Setting Terms of Debate

Tuesday, July 31, 2018

Have this guy free to create new marvels -- or have a bunch of busybodies chain us all down behind our backs? (Image via Pixabay.)
Writing for the the Foundation for Economic Education, economist Richard Ebeling writes an essay titled, "Socialism, Like Dracula, Rises Again from the Grave." Although the whole thing is worth a read, I think the most valuable point it raises pertains to how advocates of the capitalist alternative can make our cases. The example is negative, but it is part of the answer to what the likes of Alexandria Ocasio-Cortez seem to be doing, which is not quite as simple as shouting "free stuff!" just as people enter their voting booths. The below is the beginning of a section titled, "'Democratic Socialism' Means the Tyranny of the Meddler":
Since everything would be politicized with government involvement even more than currently in America to supply this promised "free" life of material post-scarcity existence, democratic decision-making would be extended to, well, everything. The [Democratic Socialists of America] says the U.S. Senate should be abolished, and the entire electoral process replaced with a system of proportional representation in more directly democratically elected bodies. There would be "civilian boards for various government services, program councils (at the national, state, and local levels) for those who receive government services, and municipal and state-level citizens assemblies that would be open to all that would be tasked with making budget decisions." [bold added]
Ebeling explores the implications of this further, noting that while most of us are busy with the work of our lives, the primary participants in these "civilian boards" would be "people with too much time on their hands possessing political and ideological axes to grind." (I recall reading that this happened during the height of the (initial phase of the) "occupy" movement, to the boards they used to run their encampments.) In other words, while the current crop of socialists are inviting people to imagine a utopia, Ebeling is improving their imaginations by grounding them in reality. As, I believe Yaron Brook of the Ayn Rand Institute once indicated in a podcast, many young voters support socialism because they mistakenly believe it will improve their lives personally -- an imperfectly selfish motive. Part of addressing this imperfection is to help some of these people see how their lives really will be affected personally, but long before the deadlier consequences of socialism begin setting in. (Although starvation and death are hazards, they seem far off to most voters, making it too easy for people like Bernie Sanders to plead that they aren't talking about the same thing as Soviet Russia -- or even Venezuela.)

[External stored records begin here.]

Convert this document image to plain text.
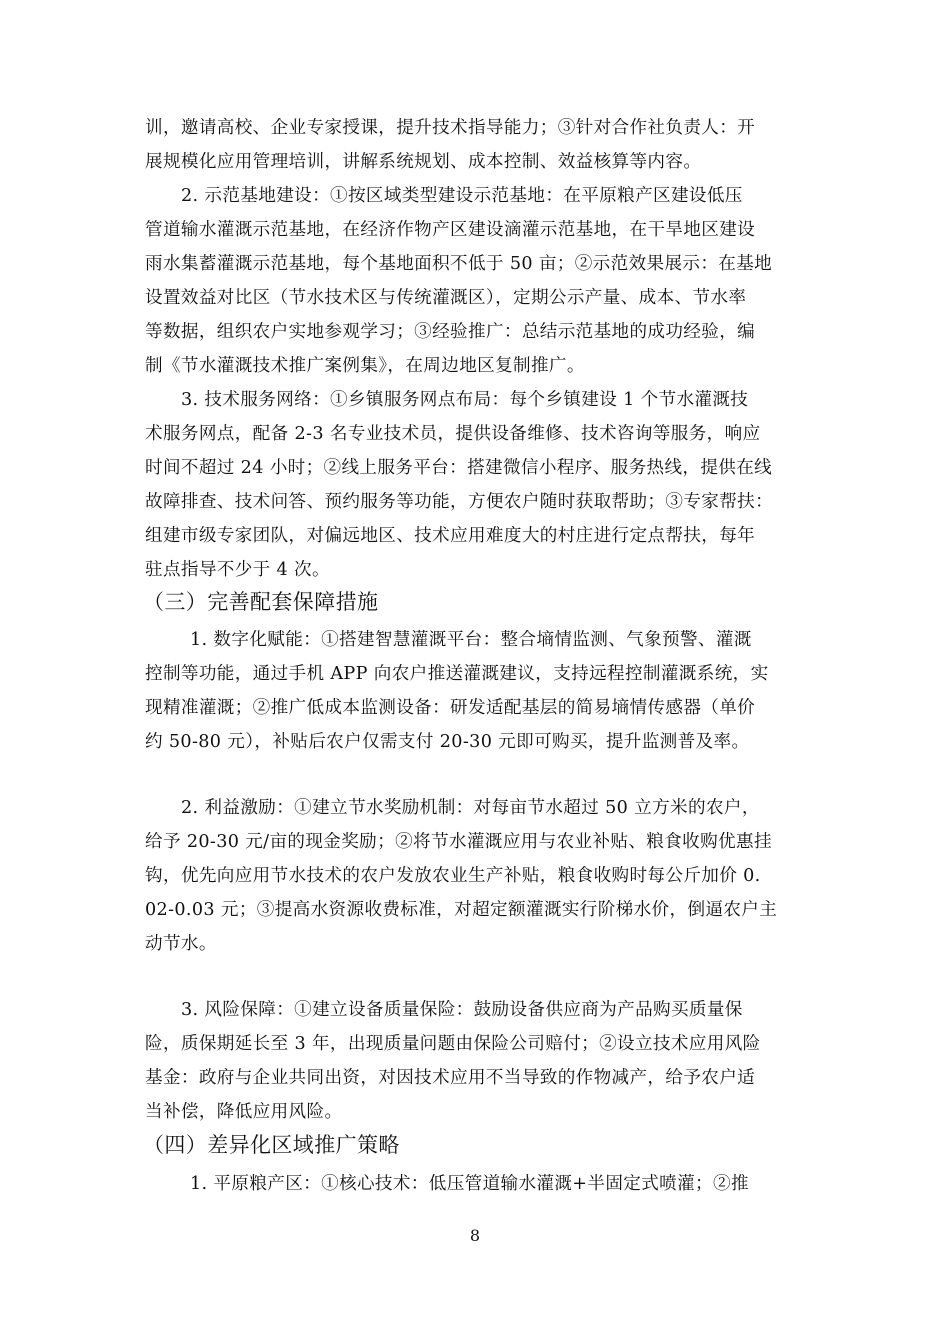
训，邀请高校、企业专家授课，提升技术指导能力；③针对合作社负责人：开
展规模化应用管理培训，讲解系统规划、成本控制、效益核算等内容。
2. 示范基地建设：①按区域类型建设示范基地：在平原粮产区建设低压
管道输水灌溉示范基地，在经济作物产区建设滴灌示范基地，在干旱地区建设
雨水集蓄灌溉示范基地，每个基地面积不低于 50 亩；②示范效果展示：在基地
设置效益对比区（节水技术区与传统灌溉区），定期公示产量、成本、节水率
等数据，组织农户实地参观学习；③经验推广：总结示范基地的成功经验，编
制《节水灌溉技术推广案例集》，在周边地区复制推广。
3. 技术服务网络：①乡镇服务网点布局：每个乡镇建设 1 个节水灌溉技
术服务网点，配备 2-3 名专业技术员，提供设备维修、技术咨询等服务，响应
时间不超过 24 小时；②线上服务平台：搭建微信小程序、服务热线，提供在线
故障排查、技术问答、预约服务等功能，方便农户随时获取帮助；③专家帮扶：
组建市级专家团队，对偏远地区、技术应用难度大的村庄进行定点帮扶，每年
驻点指导不少于 4 次。
（三）完善配套保障措施
1. 数字化赋能：①搭建智慧灌溉平台：整合墒情监测、气象预警、灌溉
控制等功能，通过手机 APP 向农户推送灌溉建议，支持远程控制灌溉系统，实
现精准灌溉；②推广低成本监测设备：研发适配基层的简易墒情传感器（单价
约 50-80 元），补贴后农户仅需支付 20-30 元即可购买，提升监测普及率。
2. 利益激励：①建立节水奖励机制：对每亩节水超过 50 立方米的农户，
给予 20-30 元/亩的现金奖励；②将节水灌溉应用与农业补贴、粮食收购优惠挂
钩，优先向应用节水技术的农户发放农业生产补贴，粮食收购时每公斤加价 0.
02-0.03 元；③提高水资源收费标准，对超定额灌溉实行阶梯水价，倒逼农户主
动节水。
3. 风险保障：①建立设备质量保险：鼓励设备供应商为产品购买质量保
险，质保期延长至 3 年，出现质量问题由保险公司赔付；②设立技术应用风险
基金：政府与企业共同出资，对因技术应用不当导致的作物减产，给予农户适
当补偿，降低应用风险。
（四）差异化区域推广策略
1. 平原粮产区：①核心技术：低压管道输水灌溉+半固定式喷灌；②推
8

Indicating the more immediate negative consequences is a good point of entry, but we can improve on this by recalling what Alex Epstein has said in The Moral Case for Fossil Fuels about the way people argue today: There is a strong tendency -- often by people on the left arguing against some aspect or benefit of capitalism -- to focus on the negatives to the near exclusion of the positives (e.g., honing in on the fact that petroleum use can cause pollution, but glossing over the numerous benefits of same). Debunking socialism is important, but we must remember that much of its momentum relies on taking for granted the many benefits of the capitalist aspects of our mixed economy. In addition to debunking socialism, we should also speak up for capitalism at relevant points, including by more directly appealing to self-interest. Furthermore, such more direct appeals ought to clarify, whenever possible, that the rational pursuit of self-interest (which most emphatically does not include taking things from other people) is virtuous.

As that last sentence demonstrates, there is great confusion about morality and politics in our culture today, to the point that advocates of the pursuit of happiness are practically dragged into a defensive posture at the outset, by the need to clarify basic terms. We have to learn how to quickly shift to offense, however, or we will allow ourselves to be defeated miss out on opportunities to win -- by making our case for justice and prosperity.